Who’s Spending Too Much on Not Enough Food?

Data


Consumer Spending Habits

Source


PolicyMap, Quantitative Innovations (QI), BLS, and Census

Find on PolicyMap


  • Incomes & Spending
    • Spending and Affordability
      • Consumer Spending Habits
        • Total Spending
        • Housing
        • Food
        • Food at Home
        • Food Away from Home
        • Alcohol
        • Education

Food insecurity is a major public health concern because it contributes to poor health outcomes. When families can’t afford food, they eat less and they eat worse.

Studies have shown that lower-income neighborhoods are less likely to have easy access to full-service supermarkets, and that food prices tend to be higher at smaller limited service markets and corner stores. This means that a low-income family may end up spending more for a gallon of milk than a higher income family. The same family would also have less money available to spend overall, which means that they would spend a higher proportion of their income on food. When unexpected expenses arise, such as medical costs or an unusually high utility bill, many families have to make tough choices and may have to go without healthier foods in order to make ends meet.

Healthcare practitioners want patients to eat a wide variety of healthy fresh foods, but those foods can be prohibitively expensive, or even unavailable locally. Many hospitals have addressed this problem by partnering with food pantries, or by opening food pantries themselves. Boston Medical Center, for example, opened a food pantry nearly 20 years ago, which allows physicians to “prescribe” healthy foods to patients.

The map below shows areas in the Massachusetts cities of Boston, Chelsea, and Somerville—areas near Boston Medical Center that may be served by their food pantry program—with a relatively high proportion of children too young to have access to free school lunch programs, and where residents are estimated to spend a relatively high proportion of their incomes on food.

High-cost food areas around Boston

How can healthcare institutions like hospitals know where such services are needed? How can they find the specific neighborhoods where households are spending a high proportion of their incomes on food?

One tool is PolicyMap’s new Consumer Spending Habits data.

About the data

How much are people spending on different things? What neighborhoods are spending the most on housing? Where are people eating at restaurants the most? Where are families spending on education? Where are people buying alcohol?

New Consumer Spending Habits data developed by PolicyMap allows users to conduct basic market analyses on several categories of spending, including housing, food (which is subdivided into food at home and food away from home), alcohol, and education.

This includes three types of estimates at the census tract level (and higher): annual household spending as an average dollar amount (how much does the average household spend on this?), annual household spending on a category of goods as a percent of total spending (of the money that a household spends, what percent is spent on this?), and aggregate spending (how much does the neighborhood spend on this?). The percentage indicators allow users to find areas where people are particularly burdened by necessary household expenses. The aggregate spending indicators flag areas that might have a greater demand for certain categories of goods.
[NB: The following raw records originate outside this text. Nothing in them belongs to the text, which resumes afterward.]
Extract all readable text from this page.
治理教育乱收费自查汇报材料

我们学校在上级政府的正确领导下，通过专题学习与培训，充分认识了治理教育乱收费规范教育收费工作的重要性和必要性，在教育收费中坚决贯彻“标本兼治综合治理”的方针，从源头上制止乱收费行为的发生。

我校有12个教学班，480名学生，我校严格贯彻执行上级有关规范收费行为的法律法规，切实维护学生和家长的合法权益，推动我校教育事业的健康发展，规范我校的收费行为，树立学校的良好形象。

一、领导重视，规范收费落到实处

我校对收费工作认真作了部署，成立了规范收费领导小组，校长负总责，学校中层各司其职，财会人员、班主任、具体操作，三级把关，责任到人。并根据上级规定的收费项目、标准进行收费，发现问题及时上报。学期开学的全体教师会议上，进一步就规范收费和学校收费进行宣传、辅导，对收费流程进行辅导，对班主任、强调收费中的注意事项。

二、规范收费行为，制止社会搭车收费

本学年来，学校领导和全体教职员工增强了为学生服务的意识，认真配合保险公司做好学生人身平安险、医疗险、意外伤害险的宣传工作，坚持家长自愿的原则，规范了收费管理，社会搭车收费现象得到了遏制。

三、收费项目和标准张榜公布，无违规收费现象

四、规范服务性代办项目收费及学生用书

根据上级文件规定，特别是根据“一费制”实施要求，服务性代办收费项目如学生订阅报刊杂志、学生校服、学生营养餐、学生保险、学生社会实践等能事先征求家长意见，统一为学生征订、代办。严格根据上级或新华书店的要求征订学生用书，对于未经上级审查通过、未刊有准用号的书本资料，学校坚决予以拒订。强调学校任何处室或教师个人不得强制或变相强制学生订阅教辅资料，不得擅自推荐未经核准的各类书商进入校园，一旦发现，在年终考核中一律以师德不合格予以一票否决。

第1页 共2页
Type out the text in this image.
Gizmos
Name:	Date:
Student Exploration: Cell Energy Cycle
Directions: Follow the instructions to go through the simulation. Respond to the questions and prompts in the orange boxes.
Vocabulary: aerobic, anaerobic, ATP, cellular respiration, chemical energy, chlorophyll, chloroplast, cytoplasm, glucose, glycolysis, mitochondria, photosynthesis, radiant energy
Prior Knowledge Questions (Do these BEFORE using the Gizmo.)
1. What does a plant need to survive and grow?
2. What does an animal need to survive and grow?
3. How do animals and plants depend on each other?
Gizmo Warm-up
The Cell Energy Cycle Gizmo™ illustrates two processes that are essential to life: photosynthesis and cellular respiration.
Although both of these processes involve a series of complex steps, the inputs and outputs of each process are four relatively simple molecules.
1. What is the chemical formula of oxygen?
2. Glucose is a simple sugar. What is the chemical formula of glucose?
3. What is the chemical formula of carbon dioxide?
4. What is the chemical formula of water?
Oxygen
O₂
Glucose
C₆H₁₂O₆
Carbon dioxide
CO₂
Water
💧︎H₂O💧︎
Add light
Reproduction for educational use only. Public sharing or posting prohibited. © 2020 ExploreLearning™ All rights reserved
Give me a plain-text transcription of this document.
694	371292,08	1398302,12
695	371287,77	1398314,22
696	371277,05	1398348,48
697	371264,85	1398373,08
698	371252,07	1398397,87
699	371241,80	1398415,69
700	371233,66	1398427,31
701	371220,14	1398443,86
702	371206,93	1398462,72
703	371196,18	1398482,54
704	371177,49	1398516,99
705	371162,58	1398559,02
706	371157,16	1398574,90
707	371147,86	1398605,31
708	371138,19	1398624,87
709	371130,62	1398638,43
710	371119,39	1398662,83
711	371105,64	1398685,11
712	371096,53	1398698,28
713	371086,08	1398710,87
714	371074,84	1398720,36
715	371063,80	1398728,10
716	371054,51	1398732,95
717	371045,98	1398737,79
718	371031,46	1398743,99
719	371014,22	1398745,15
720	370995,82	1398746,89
PolicyMap partnered with Quantitative Innovations, a data strategy and applied analytics advisory firm, to create this data. The estimates were developed by combining information on household spending patterns from the Bureau of Labor Statistics’ Consumer Expenditure Survey, which shows national trends of spending habits for different types of people, with demographic and economic information from the Census’s American Community Survey, which has local details on where different types of people live. It’s important to keep in mind that these are estimates, showing the spending habits that match the population of an area. They don’t show unusual spending habits that may be unique to a given neighborhood, and therefore shouldn’t be used to measure the efficacy of local programs.

This exclusive PolicyMap data is available to premium and enterprise license subscribers, and can be found in the “Incomes and Spending” menu.

UPDATE (1/25/2019): Just after we wrote this post, the Children’s Hospital of Pennsylvania announced the opening of a “Food Pharmacy”, a food bank available to patients who are identified as being food-insecure.